Tal vez estemos en la antesala del infierno climático. Tal vez en el borde del precipicio y quién sabe si ya no hemos saltado al vacío. Lo sabremos en menos de una década. Razón de más, en todo caso, para que desde distintos ámbitos sigamos actuando como sistema de alarma. Prosiguiendo con investigaciones y aportando evidencias, enseñando en centros docentes, proporcionando buena información a la ciudadanía y exigiendo otras políticas. No será tarea sencilla. Ni siquiera en Europa y menos en el caso español, donde el estado de opinión indica que queda mucho trabajo pendiente. Y los avances no están asegurados, de ahí la gran tarea que nos aguarda.

Joan Romero
Publicado en Levante.emv

  1. Enric Sanchis Gómez Says:

    Muy buena, una vez más, la reflexión del profesor Romero.

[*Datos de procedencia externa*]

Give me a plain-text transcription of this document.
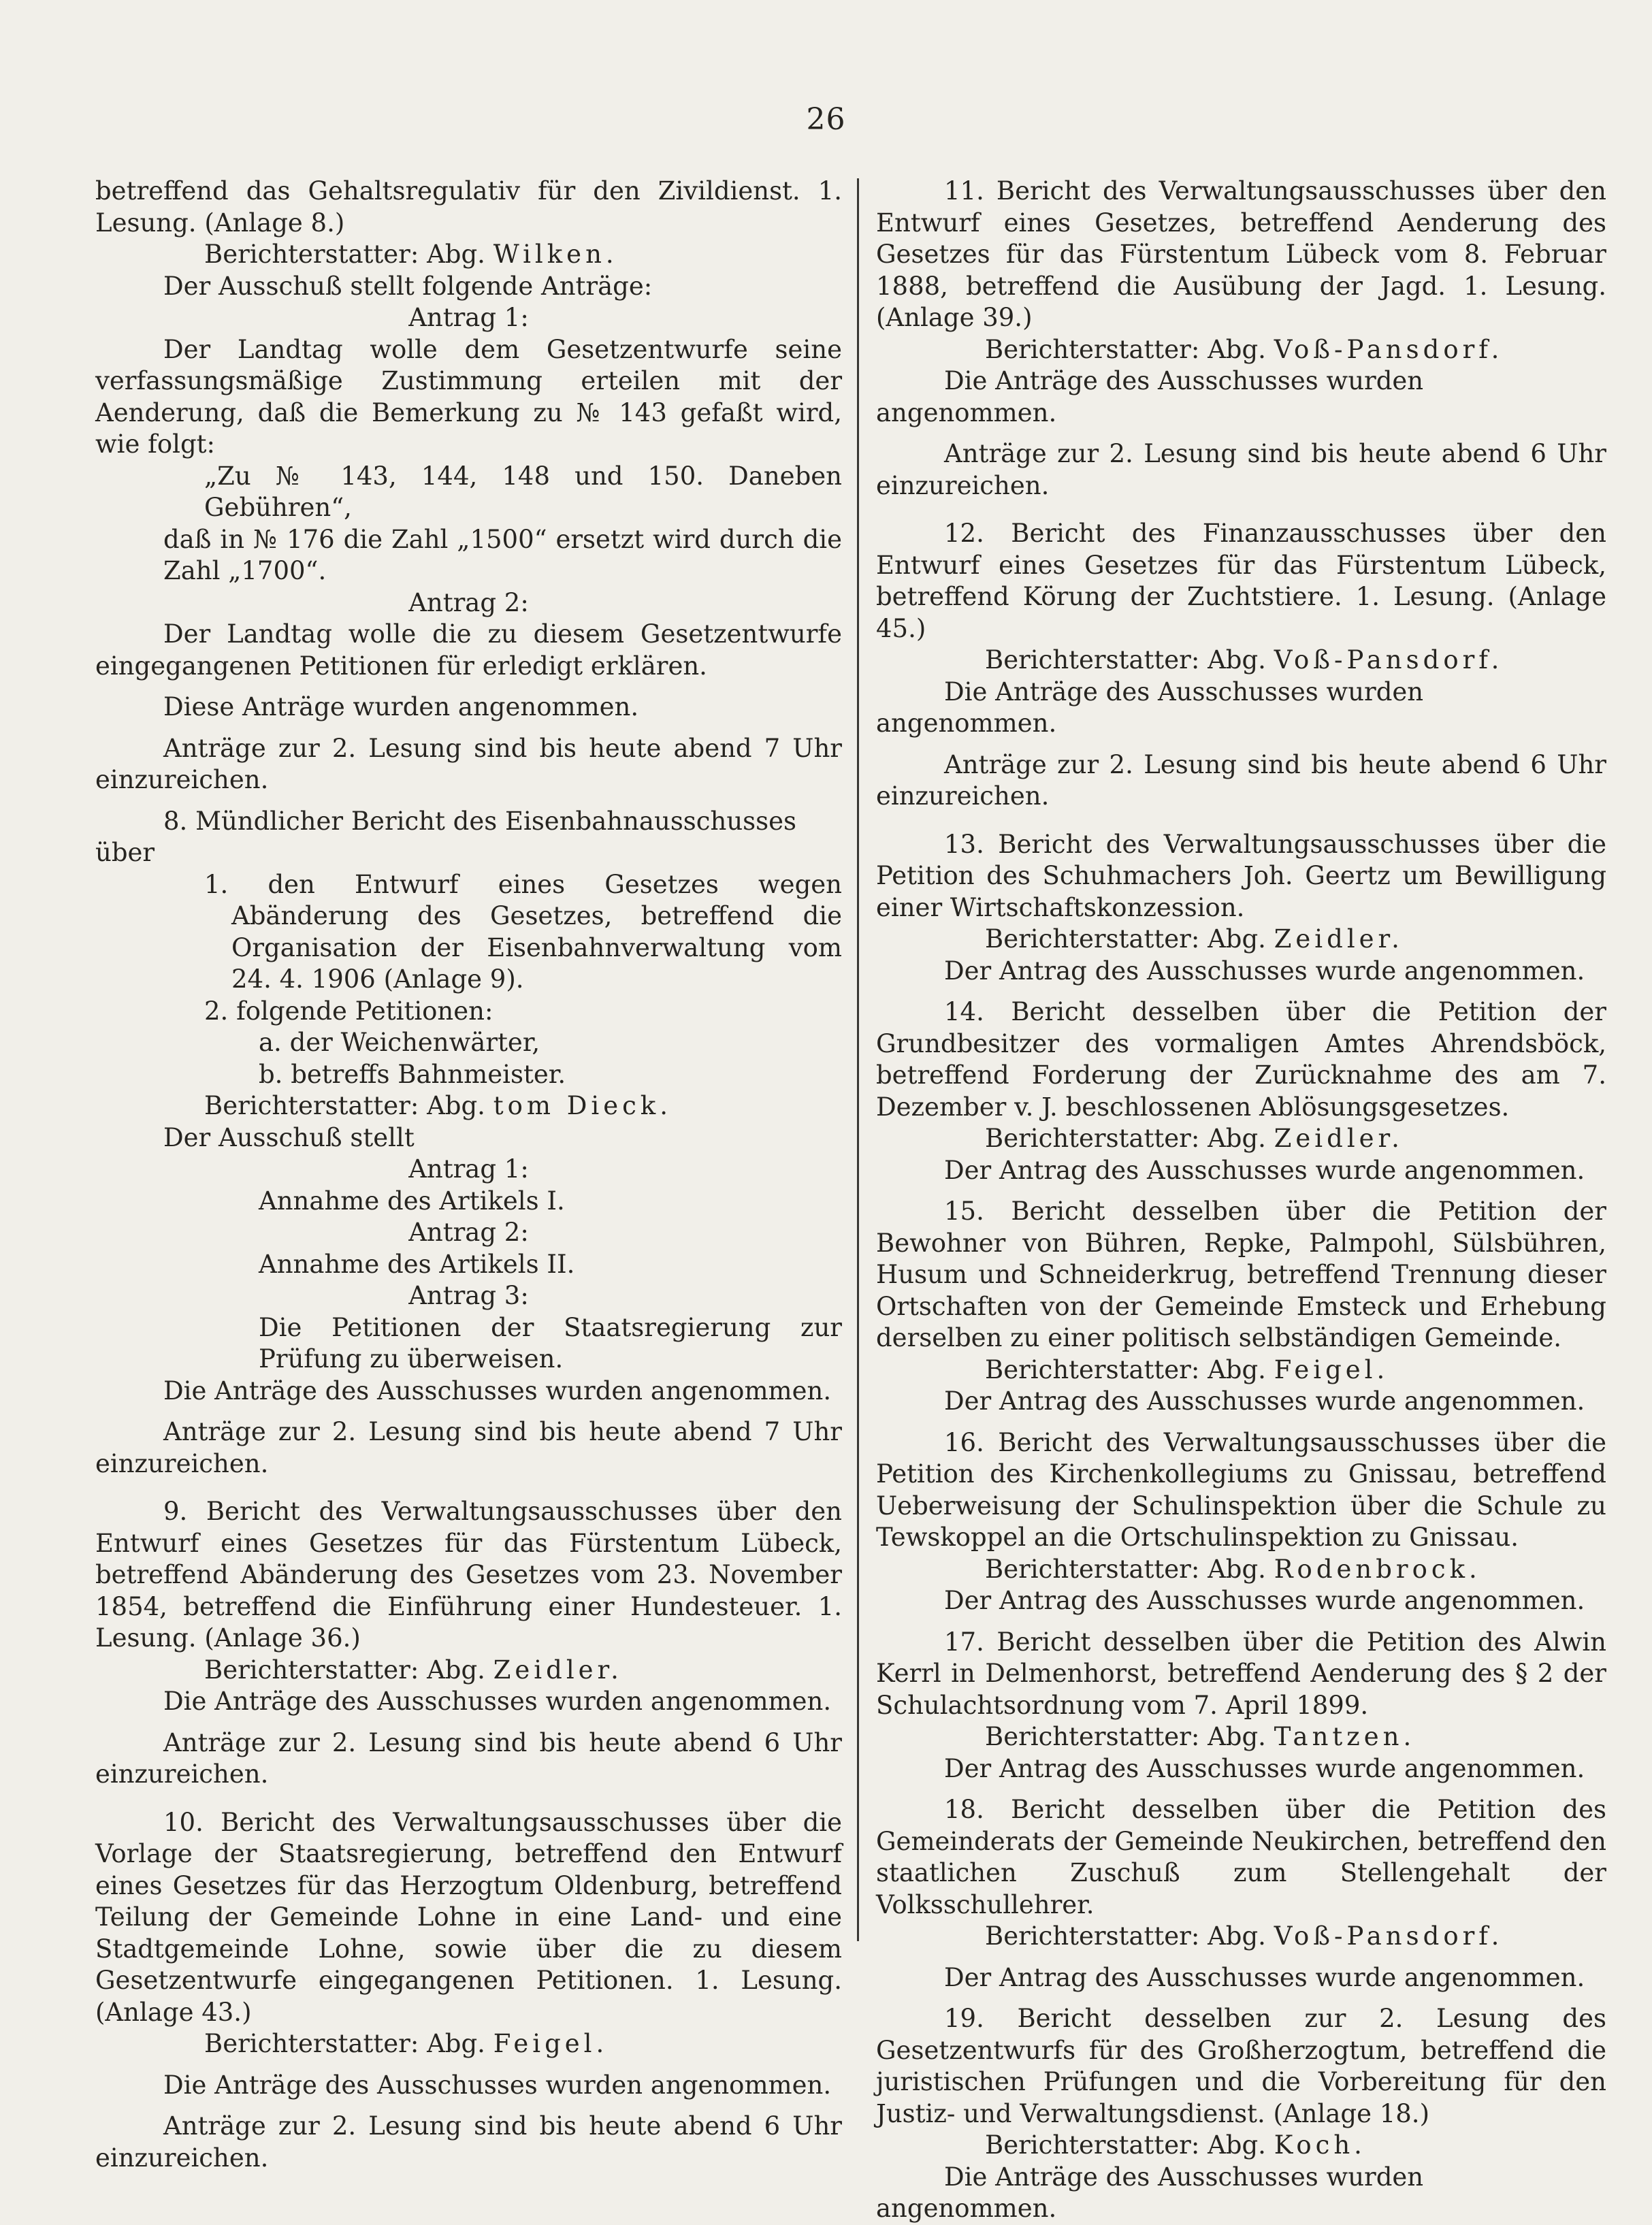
26

betreffend das Gehaltsregulativ für den Zivildienst. 1. Lesung. (Anlage 8.)

Berichterstatter: Abg. Wilken.

Der Ausschuß stellt folgende Anträge:

Antrag 1:

Der Landtag wolle dem Gesetzentwurfe seine verfassungsmäßige Zustimmung erteilen mit der Aenderung, daß die Bemerkung zu № 143 gefaßt wird, wie folgt:

„Zu № 143, 144, 148 und 150. Daneben Gebühren“,

daß in № 176 die Zahl „1500“ ersetzt wird durch die Zahl „1700“.

Antrag 2:

Der Landtag wolle die zu diesem Gesetzentwurfe eingegangenen Petitionen für erledigt erklären.

Diese Anträge wurden angenommen.

Anträge zur 2. Lesung sind bis heute abend 7 Uhr einzureichen.

8. Mündlicher Bericht des Eisenbahnausschusses über

1. den Entwurf eines Gesetzes wegen Abänderung des Gesetzes, betreffend die Organisation der Eisenbahnverwaltung vom 24. 4. 1906 (Anlage 9).

2. folgende Petitionen:

a. der Weichenwärter,

b. betreffs Bahnmeister.

Berichterstatter: Abg. tom Dieck.

Der Ausschuß stellt

Antrag 1:

Annahme des Artikels I.

Antrag 2:

Annahme des Artikels II.

Antrag 3:

Die Petitionen der Staatsregierung zur Prüfung zu überweisen.

Die Anträge des Ausschusses wurden angenommen.

Anträge zur 2. Lesung sind bis heute abend 7 Uhr einzureichen.

9. Bericht des Verwaltungsausschusses über den Entwurf eines Gesetzes für das Fürstentum Lübeck, betreffend Abänderung des Gesetzes vom 23. November 1854, betreffend die Einführung einer Hundesteuer. 1. Lesung. (Anlage 36.)

Berichterstatter: Abg. Zeidler.

Die Anträge des Ausschusses wurden angenommen.

Anträge zur 2. Lesung sind bis heute abend 6 Uhr einzureichen.

10. Bericht des Verwaltungsausschusses über die Vorlage der Staatsregierung, betreffend den Entwurf eines Gesetzes für das Herzogtum Oldenburg, betreffend Teilung der Gemeinde Lohne in eine Land- und eine Stadtgemeinde Lohne, sowie über die zu diesem Gesetzentwurfe eingegangenen Petitionen. 1. Lesung. (Anlage 43.)

Berichterstatter: Abg. Feigel.

Die Anträge des Ausschusses wurden angenommen.

Anträge zur 2. Lesung sind bis heute abend 6 Uhr einzureichen.

11. Bericht des Verwaltungsausschusses über den Entwurf eines Gesetzes, betreffend Aenderung des Gesetzes für das Fürstentum Lübeck vom 8. Februar 1888, betreffend die Ausübung der Jagd. 1. Lesung. (Anlage 39.)

Berichterstatter: Abg. Voß-Pansdorf.

Die Anträge des Ausschusses wurden angenommen.

Anträge zur 2. Lesung sind bis heute abend 6 Uhr einzureichen.

12. Bericht des Finanzausschusses über den Entwurf eines Gesetzes für das Fürstentum Lübeck, betreffend Körung der Zuchtstiere. 1. Lesung. (Anlage 45.)

Berichterstatter: Abg. Voß-Pansdorf.

Die Anträge des Ausschusses wurden angenommen.

Anträge zur 2. Lesung sind bis heute abend 6 Uhr einzureichen.

13. Bericht des Verwaltungsausschusses über die Petition des Schuhmachers Joh. Geertz um Bewilligung einer Wirtschaftskonzession.

Berichterstatter: Abg. Zeidler.

Der Antrag des Ausschusses wurde angenommen.

14. Bericht desselben über die Petition der Grundbesitzer des vormaligen Amtes Ahrendsböck, betreffend Forderung der Zurücknahme des am 7. Dezember v. J. beschlossenen Ablösungsgesetzes.

Berichterstatter: Abg. Zeidler.

Der Antrag des Ausschusses wurde angenommen.

15. Bericht desselben über die Petition der Bewohner von Bühren, Repke, Palmpohl, Sülsbühren, Husum und Schneiderkrug, betreffend Trennung dieser Ortschaften von der Gemeinde Emsteck und Erhebung derselben zu einer politisch selbständigen Gemeinde.

Berichterstatter: Abg. Feigel.

Der Antrag des Ausschusses wurde angenommen.

16. Bericht des Verwaltungsausschusses über die Petition des Kirchenkollegiums zu Gnissau, betreffend Ueberweisung der Schulinspektion über die Schule zu Tewskoppel an die Ortschulinspektion zu Gnissau.

Berichterstatter: Abg. Rodenbrock.

Der Antrag des Ausschusses wurde angenommen.

17. Bericht desselben über die Petition des Alwin Kerrl in Delmenhorst, betreffend Aenderung des § 2 der Schulachtsordnung vom 7. April 1899.

Berichterstatter: Abg. Tantzen.

Der Antrag des Ausschusses wurde angenommen.

18. Bericht desselben über die Petition des Gemeinderats der Gemeinde Neukirchen, betreffend den staatlichen Zuschuß zum Stellengehalt der Volksschullehrer.

Berichterstatter: Abg. Voß-Pansdorf.

Der Antrag des Ausschusses wurde angenommen.

19. Bericht desselben zur 2. Lesung des Gesetzentwurfs für des Großherzogtum, betreffend die juristischen Prüfungen und die Vorbereitung für den Justiz- und Verwaltungsdienst. (Anlage 18.)

Berichterstatter: Abg. Koch.

Die Anträge des Ausschusses wurden angenommen.
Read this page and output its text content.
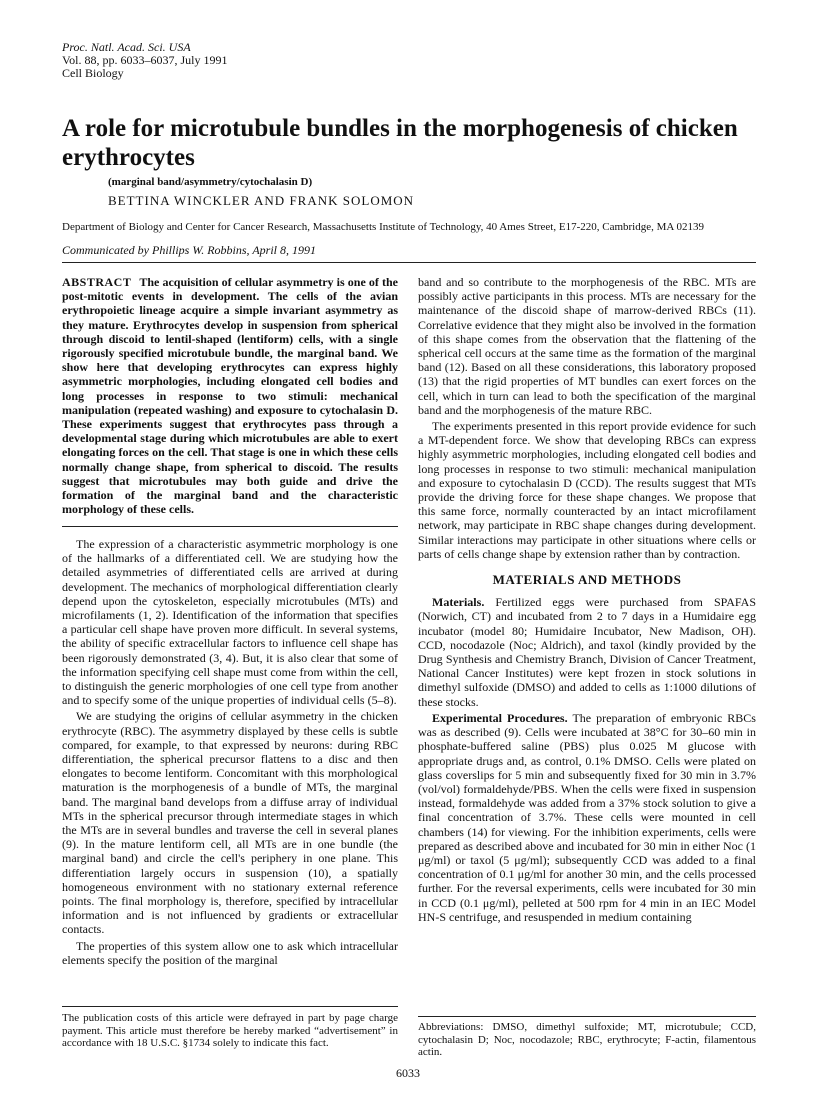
Proc. Natl. Acad. Sci. USA
Vol. 88, pp. 6033–6037, July 1991
Cell Biology
A role for microtubule bundles in the morphogenesis of chicken erythrocytes
(marginal band/asymmetry/cytochalasin D)
BETTINA WINCKLER AND FRANK SOLOMON
Department of Biology and Center for Cancer Research, Massachusetts Institute of Technology, 40 Ames Street, E17-220, Cambridge, MA 02139
Communicated by Phillips W. Robbins, April 8, 1991

ABSTRACT The acquisition of cellular asymmetry is one of the post-mitotic events in development. The cells of the avian erythropoietic lineage acquire a simple invariant asymmetry as they mature. Erythrocytes develop in suspension from spherical through discoid to lentil-shaped (lentiform) cells, with a single rigorously specified microtubule bundle, the marginal band. We show here that developing erythrocytes can express highly asymmetric morphologies, including elongated cell bodies and long processes in response to two stimuli: mechanical manipulation (repeated washing) and exposure to cytochalasin D. These experiments suggest that erythrocytes pass through a developmental stage during which microtubules are able to exert elongating forces on the cell. That stage is one in which these cells normally change shape, from spherical to discoid. The results suggest that microtubules may both guide and drive the formation of the marginal band and the characteristic morphology of these cells.

The expression of a characteristic asymmetric morphology is one of the hallmarks of a differentiated cell. We are studying how the detailed asymmetries of differentiated cells are arrived at during development. The mechanics of morphological differentiation clearly depend upon the cytoskeleton, especially microtubules (MTs) and microfilaments (1, 2). Identification of the information that specifies a particular cell shape have proven more difficult. In several systems, the ability of specific extracellular factors to influence cell shape has been rigorously demonstrated (3, 4). But, it is also clear that some of the information specifying cell shape must come from within the cell, to distinguish the generic morphologies of one cell type from another and to specify some of the unique properties of individual cells (5–8).

We are studying the origins of cellular asymmetry in the chicken erythrocyte (RBC). The asymmetry displayed by these cells is subtle compared, for example, to that expressed by neurons: during RBC differentiation, the spherical precursor flattens to a disc and then elongates to become lentiform. Concomitant with this morphological maturation is the morphogenesis of a bundle of MTs, the marginal band. The marginal band develops from a diffuse array of individual MTs in the spherical precursor through intermediate stages in which the MTs are in several bundles and traverse the cell in several planes (9). In the mature lentiform cell, all MTs are in one bundle (the marginal band) and circle the cell's periphery in one plane. This differentiation largely occurs in suspension (10), a spatially homogeneous environment with no stationary external reference points. The final morphology is, therefore, specified by intracellular information and is not influenced by gradients or extracellular contacts.

The properties of this system allow one to ask which intracellular elements specify the position of the marginal

band and so contribute to the morphogenesis of the RBC. MTs are possibly active participants in this process. MTs are necessary for the maintenance of the discoid shape of marrow-derived RBCs (11). Correlative evidence that they might also be involved in the formation of this shape comes from the observation that the flattening of the spherical cell occurs at the same time as the formation of the marginal band (12). Based on all these considerations, this laboratory proposed (13) that the rigid properties of MT bundles can exert forces on the cell, which in turn can lead to both the specification of the marginal band and the morphogenesis of the mature RBC.

The experiments presented in this report provide evidence for such a MT-dependent force. We show that developing RBCs can express highly asymmetric morphologies, including elongated cell bodies and long processes in response to two stimuli: mechanical manipulation and exposure to cytochalasin D (CCD). The results suggest that MTs provide the driving force for these shape changes. We propose that this same force, normally counteracted by an intact microfilament network, may participate in RBC shape changes during development. Similar interactions may participate in other situations where cells or parts of cells change shape by extension rather than by contraction.

MATERIALS AND METHODS

Materials. Fertilized eggs were purchased from SPAFAS (Norwich, CT) and incubated from 2 to 7 days in a Humidaire egg incubator (model 80; Humidaire Incubator, New Madison, OH). CCD, nocodazole (Noc; Aldrich), and taxol (kindly provided by the Drug Synthesis and Chemistry Branch, Division of Cancer Treatment, National Cancer Institutes) were kept frozen in stock solutions in dimethyl sulfoxide (DMSO) and added to cells as 1:1000 dilutions of these stocks.

Experimental Procedures. The preparation of embryonic RBCs was as described (9). Cells were incubated at 38°C for 30–60 min in phosphate-buffered saline (PBS) plus 0.025 M glucose with appropriate drugs and, as control, 0.1% DMSO. Cells were plated on glass coverslips for 5 min and subsequently fixed for 30 min in 3.7% (vol/vol) formaldehyde/PBS. When the cells were fixed in suspension instead, formaldehyde was added from a 37% stock solution to give a final concentration of 3.7%. These cells were mounted in cell chambers (14) for viewing. For the inhibition experiments, cells were prepared as described above and incubated for 30 min in either Noc (1 μg/ml) or taxol (5 μg/ml); subsequently CCD was added to a final concentration of 0.1 μg/ml for another 30 min, and the cells processed further. For the reversal experiments, cells were incubated for 30 min in CCD (0.1 μg/ml), pelleted at 500 rpm for 4 min in an IEC Model HN-S centrifuge, and resuspended in medium containing

The publication costs of this article were defrayed in part by page charge payment. This article must therefore be hereby marked “advertisement” in accordance with 18 U.S.C. §1734 solely to indicate this fact.
Abbreviations: DMSO, dimethyl sulfoxide; MT, microtubule; CCD, cytochalasin D; Noc, nocodazole; RBC, erythrocyte; F-actin, filamentous actin.
6033
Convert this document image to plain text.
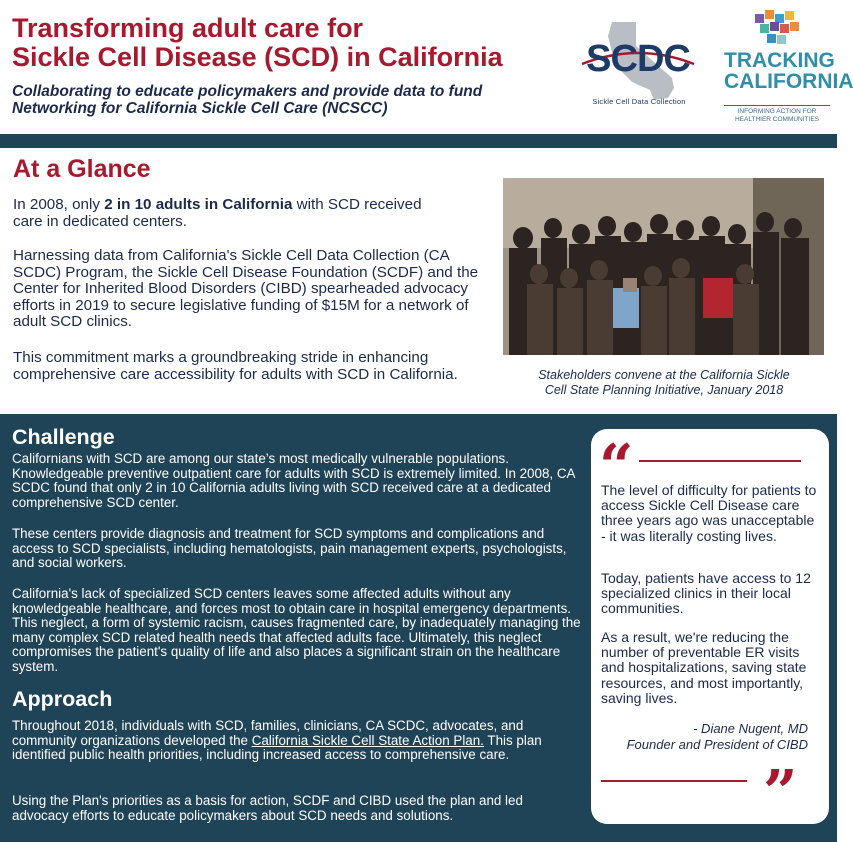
Transforming adult care for
Sickle Cell Disease (SCD) in California
Collaborating to educate policymakers and provide data to fund
Networking for California Sickle Cell Care (NCSCC)
SCDC
Sickle Cell Data Collection
TRACKING
CALIFORNIA
INFORMING ACTION FOR
HEALTHIER COMMUNITIES
At a Glance
In 2008, only 2 in 10 adults in California with SCD received care in dedicated centers.
Harnessing data from California's Sickle Cell Data Collection (CA SCDC) Program, the Sickle Cell Disease Foundation (SCDF) and the Center for Inherited Blood Disorders (CIBD) spearheaded advocacy efforts in 2019 to secure legislative funding of $15M for a network of adult SCD clinics.
This commitment marks a groundbreaking stride in enhancing comprehensive care accessibility for adults with SCD in California.	Stakeholders convene at the California Sickle
Cell State Planning Initiative, January 2018
Challenge
Californians with SCD are among our state’s most medically vulnerable populations. Knowledgeable preventive outpatient care for adults with SCD is extremely limited. In 2008, CA SCDC found that only 2 in 10 California adults living with SCD received care at a dedicated comprehensive SCD center.
These centers provide diagnosis and treatment for SCD symptoms and complications and access to SCD specialists, including hematologists, pain management experts, psychologists, and social workers.
California's lack of specialized SCD centers leaves some affected adults without any knowledgeable healthcare, and forces most to obtain care in hospital emergency departments. This neglect, a form of systemic racism, causes fragmented care, by inadequately managing the many complex SCD related health needs that affected adults face. Ultimately, this neglect compromises the patient's quality of life and also places a significant strain on the healthcare system.
Approach
Throughout 2018, individuals with SCD, families, clinicians, CA SCDC, advocates, and community organizations developed the California Sickle Cell State Action Plan. This plan identified public health priorities, including increased access to comprehensive care.
Using the Plan's priorities as a basis for action, SCDF and CIBD used the plan and led advocacy efforts to educate policymakers about SCD needs and solutions.
“
The level of difficulty for patients to access Sickle Cell Disease care three years ago was unacceptable - it was literally costing lives.
Today, patients have access to 12 specialized clinics in their local communities.
As a result, we're reducing the number of preventable ER visits and hospitalizations, saving state resources, and most importantly, saving lives.
- Diane Nugent, MD
Founder and President of CIBD
”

Solo una sugerencia para la próxima: Al hacer afirmaciones del tipo «repensar desmesurados proyectos de ampliación de infraestructuras, macrocomplejos turísticos, macroplantas o macrogranjas…», entiendo que es importante reducir un poco el nivel de abstracción y denunciar casos concretos. A mí, esa frase me lleva directamente a pensar en la monstruosa ampliación del puerto de València, pero creo que hay que decirlo explícitamente cada vez, hasta aburrir; y de paso denunciar también con nombres y apellidos a todos esos partidos políticos (con «sentido de Estado») fuertemente enfrentados por tantas cosas pero encantados en ponerse de acuerdo para perpetrar ecocidios. Gracias profe.